Проза Рябова, сдержанна, иронична. Стилистически проста и непритязательна, но эмоционально и интеллектуально насыщенна.
“— Выбросите их на помойку.
— Что?
— Просто отнесите и выбросите их на помойку, — сказала она (хозяйка. — А. Е.).
Я завернул трупики в полотенце, которое нашел в туалете, и вышел на улицу. Парк находился в полукилометре. Я пролез через кусты, прошел вглубь на сотню метров и выбрал место под молодой березой. Земля была твердая, я скоблил ее небольшой туалетной лопаткой, разгребал руками. Полотенце с котятами отчетливо белело в темноте, а я пытался отделаться от навязчивой мысли, что они там шевелятся”.
Стиль некоторых рассказов, например “Плевок”, “Проблемы с головой”, “Сексуальная жизнь писателя”, можно определить как ироничный сюрреализм, там отчетливы элементы гротеска и юродства. Мир их художественно убедителен, хотя и столь же неуютен, как реалистично изображенный у Зайцева. Однако слишком часто автор пытается сгустить (или, наоборот, разрядить) абсурдность происходящего ненормативной лексикой, а это, на мой взгляд, прием из разряда запрещенных, несмотря на то что бои у нас давно уже без правил… Это род словесного шулерства, без которого талантливый писатель, владеющий иными образными средствами, вполне может обойтись.
Третий автор, Моше Шанин, пожалуй, более стилистически причудлив, метафоричен и иносказателен. Этакая бытовая притчевость с привкусом абсурда. Обычные житейские истории, вывернутые наизнанку фантасмагоричностью взгляда. Мир-перевертыш, балансирующий на грани устоявшихся понятий. И — тоже ирония, только в отличие от иронии-отчаяния Кирилла Рябова здесь, скорее, ирония-карнавал, ирония-гримаса, эмоционально не отсылающая к печали, а оставляющая где-то на стыке улыбки и грусти.

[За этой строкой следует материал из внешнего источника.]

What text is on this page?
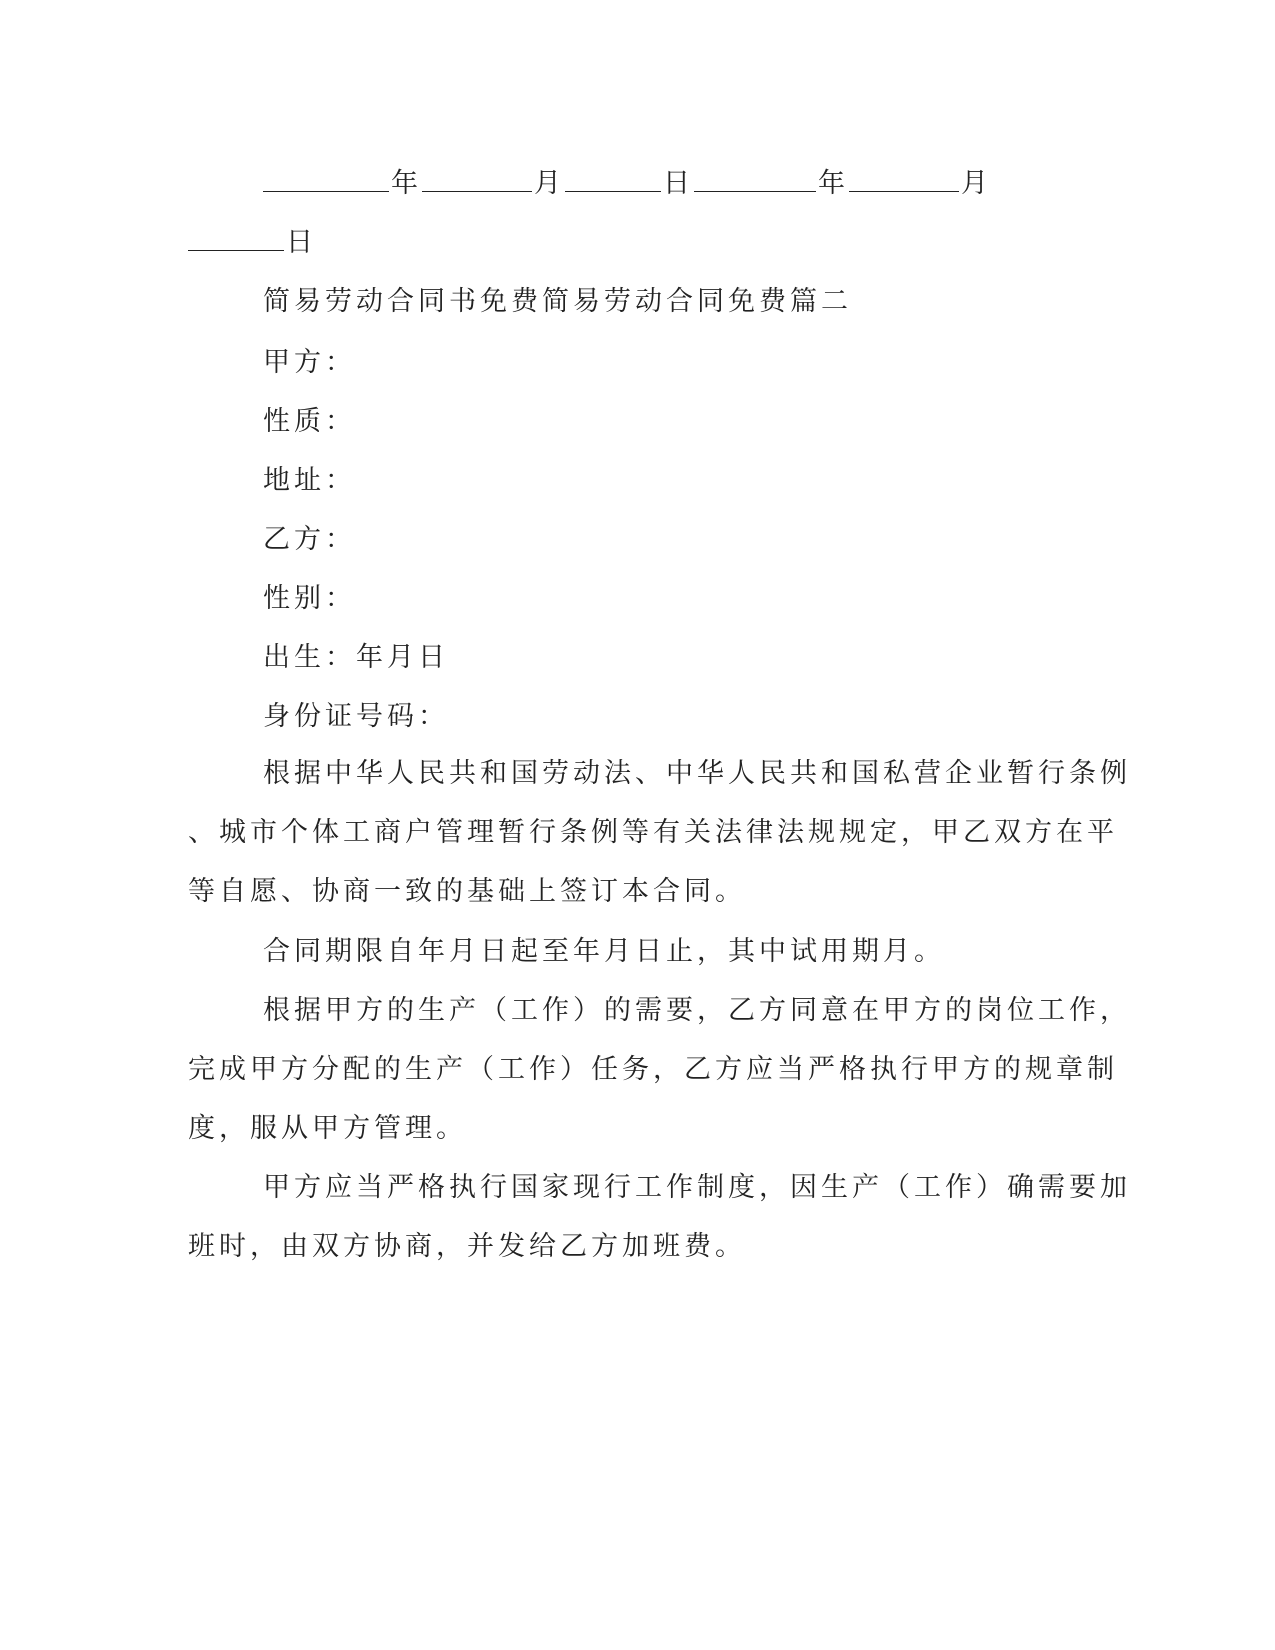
年	月	日	年	月
日
简易劳动合同书免费简易劳动合同免费篇二
甲方：
性质：
地址：
乙方：
性别：
出生：年月日
身份证号码：
根据中华人民共和国劳动法、中华人民共和国私营企业暂行条例
、城市个体工商户管理暂行条例等有关法律法规规定，甲乙双方在平
等自愿、协商一致的基础上签订本合同。
合同期限自年月日起至年月日止，其中试用期月。
根据甲方的生产（工作）的需要，乙方同意在甲方的岗位工作，
完成甲方分配的生产（工作）任务，乙方应当严格执行甲方的规章制
度，服从甲方管理。
甲方应当严格执行国家现行工作制度，因生产（工作）确需要加
班时，由双方协商，并发给乙方加班费。
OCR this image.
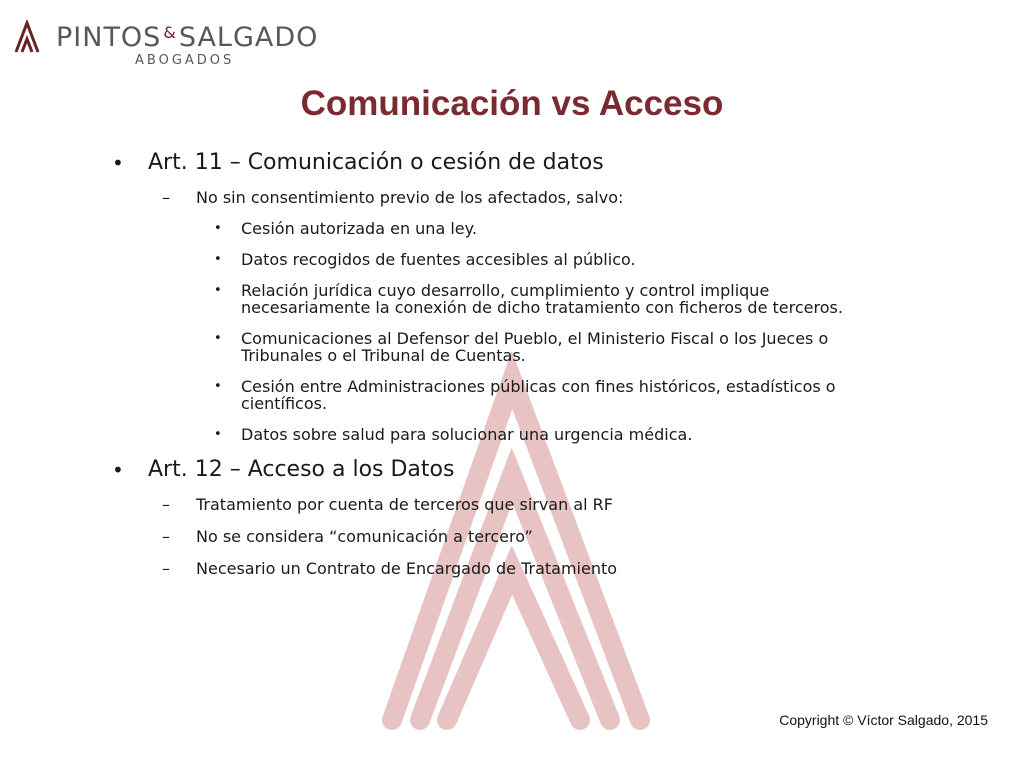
PINTOS &SALGADO
ABOGADOS
Comunicación vs Acceso
• Art. 11 – Comunicación o cesión de datos
– No sin consentimiento previo de los afectados, salvo:
• Cesión autorizada en una ley.
• Datos recogidos de fuentes accesibles al público.
• Relación jurídica cuyo desarrollo, cumplimiento y control implique necesariamente la conexión de dicho tratamiento con ficheros de terceros.
• Comunicaciones al Defensor del Pueblo, el Ministerio Fiscal o los Jueces o Tribunales o el Tribunal de Cuentas.
• Cesión entre Administraciones públicas con fines históricos, estadísticos o científicos.
• Datos sobre salud para solucionar una urgencia médica.
• Art. 12 – Acceso a los Datos
– Tratamiento por cuenta de terceros que sirvan al RF
– No se considera “comunicación a tercero”
– Necesario un Contrato de Encargado de Tratamiento
Copyright © Víctor Salgado, 2015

Интонационный рисунок Моше Шанина — более запутанный, никогда не доходящий до крайних степеней переживания. Возможно, именно поэтому создается ощущение отчуждения от текста, и он не завладевает читателем полностью, дескать, ты сам по себе, а я сам по себе. Ну что ж, условия принимаются. И уже читаешь внимательно и спокойно, как будто слушаешь давнюю историю любви престарелой дальней родственницы. Правда, о любви здесь почти ничего. Не то что у Зайцева и Рябова. Они вроде бы и пишут совсем не об этом, а, скажем, о котятах (Рябов) или какой-нибудь тете Ане (Зайцев), а выходит — все равно о любви. Тексты Шанина же интригующие (стилистически), но прохладные (психологически). Откуда взять это внутреннее наполнение? Автор молод, и это еще, наверное, придет. Хотя напряжение экзистенциального поиска, тоска по ускользающему смыслу звучит у Моше Шанина отчетливо:
“Но нет сил. Во мне — усталость всего мира.
Я откидываюсь на подушку.
Жду. Я готов. Мне не страшно. Я спокоен.
Никого нет рядом. Но так даже лучше.
Мне не страшно. Я. Спокоен.
Потому что.
Спустя одну секунду.
Спустя одно биение сердца.
Спустя один выдох.
Все.
Потеряет.
Смысл”.
Так или иначе все три автора демонстрируют владение жанром рассказа с уплотнением текста, с использованием новых реалий и неожиданных стилистических и композиционных ходов. Не знаю, можно ли здесь говорить о новом направлении в современной прозе, но об индивидуальном подходе каждого автора к решению этико-эстетических задач в прозе — безусловно. Так же безусловно и то, что у всех троих — однонаправленные смысловые векторы: поиск обоснования собственного существования. И ответ кроется, по сути, в самом вопросе. Ответ, который для каждого поколения свой, но отчасти и одинаковый…
И Александр Зайцев, и Кирилл Рябов, и Моше Шанин — авторы с серьезным, будем надеяться, писательским будущим. А инициаторы проекта Леонид Костюков и Виталий Пуханов делают полезное дело, поддерживая, пусть первой и тонкой, но уже весомой книгой молодых перспективных писателей.